Building production-ready retrieval-augmented generation (RAG) systems can be complex, time-consuming, and often requires months of engineering effort. Developers and enterprises struggle to ingest diverse data sources, structure content for semantic search, and maintain accurate, verifiable answers.
Enhancements to DigitalOcean Gradient™ AI Knowledge Bases, now in public preview, are designed to solve this problem. Its code-first feature lets developers create, manage, and query knowledge bases entirely from code, giving full control over ingestion, chunking, embedding, and retrieval without having to worry about the underlying infrastructure.
Many existing solutions let developers create a basic knowledge base, but they often struggle to scale, customize, or integrate it into production workflows. The improvements address this by providing a code-first, developer-focused toolkit that handles the full knowledge base lifecycle. Developers can ingest data from files, Dropbox, web crawlers, control chunking and embedding strategies, and run natural language queries that return citation-backed answers with metadata filters. With well-documented APIs and SDKs, these integrations are seamless, letting developers manage everything entirely in code.
The public preview highlights the essential tools developers need to build and manage knowledge bases effectively:
Direct API Access: Query knowledge bases directly without needing an agent, giving full control for integration into apps or RAG pipelines.
Customizable ingestion: Ingest content from supported sources such as files, web crawlers, Dropbox, and JSON datasets. Supports structured data, sitemap crawling, and accurate parsing of complex PDFs.
Flexible chunking and embedding: Choose the chunking strategy that fits your content and select from high-performance embedding models (including a multi-lingual embedding model). Intelligent defaults allow for quick setup.
Advanced retrieval and citations: Run queries with exact-page citations, metadata filters, and hybrid search.
Developer-first tooling: Fully code-driven SDK and API functions makes creation and integration seamless.
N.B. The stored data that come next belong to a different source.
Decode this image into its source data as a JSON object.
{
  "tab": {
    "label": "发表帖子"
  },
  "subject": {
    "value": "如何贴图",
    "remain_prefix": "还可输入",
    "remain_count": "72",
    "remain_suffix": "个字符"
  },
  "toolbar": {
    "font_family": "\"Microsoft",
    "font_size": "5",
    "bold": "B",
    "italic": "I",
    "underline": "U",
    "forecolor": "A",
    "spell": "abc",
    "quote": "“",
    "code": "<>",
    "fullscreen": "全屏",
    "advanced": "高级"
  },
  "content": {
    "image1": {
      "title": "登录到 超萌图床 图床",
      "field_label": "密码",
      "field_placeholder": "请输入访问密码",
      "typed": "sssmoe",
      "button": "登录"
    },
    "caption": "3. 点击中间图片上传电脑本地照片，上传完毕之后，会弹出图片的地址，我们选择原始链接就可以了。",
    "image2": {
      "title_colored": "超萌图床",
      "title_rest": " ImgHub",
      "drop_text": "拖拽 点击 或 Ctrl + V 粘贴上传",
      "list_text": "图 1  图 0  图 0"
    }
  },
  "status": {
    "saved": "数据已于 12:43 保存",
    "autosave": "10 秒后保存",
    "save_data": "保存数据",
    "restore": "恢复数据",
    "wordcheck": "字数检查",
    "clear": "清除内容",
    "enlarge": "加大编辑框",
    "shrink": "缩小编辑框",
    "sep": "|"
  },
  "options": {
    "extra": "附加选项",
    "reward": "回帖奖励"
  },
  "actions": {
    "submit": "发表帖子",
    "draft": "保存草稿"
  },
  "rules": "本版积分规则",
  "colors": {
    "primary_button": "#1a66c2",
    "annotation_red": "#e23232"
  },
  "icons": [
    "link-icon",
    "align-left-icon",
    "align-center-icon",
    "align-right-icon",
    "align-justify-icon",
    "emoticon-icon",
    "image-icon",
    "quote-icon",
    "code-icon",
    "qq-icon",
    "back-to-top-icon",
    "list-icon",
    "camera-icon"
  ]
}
The improvements are available in public preview. Start building smarter AI applications faster by managing your knowledge bases entirely in code. Explore the API documentation to start experimenting, and see how quickly you can turn your data into actionable, context-rich answers.
To explore the Knowledge Base improvements, enable the public preview on your Feature Preview page in the DigitalOcean Cloud Console. Once you’ve opted in, access will be granted within approximately 10–15 minutes.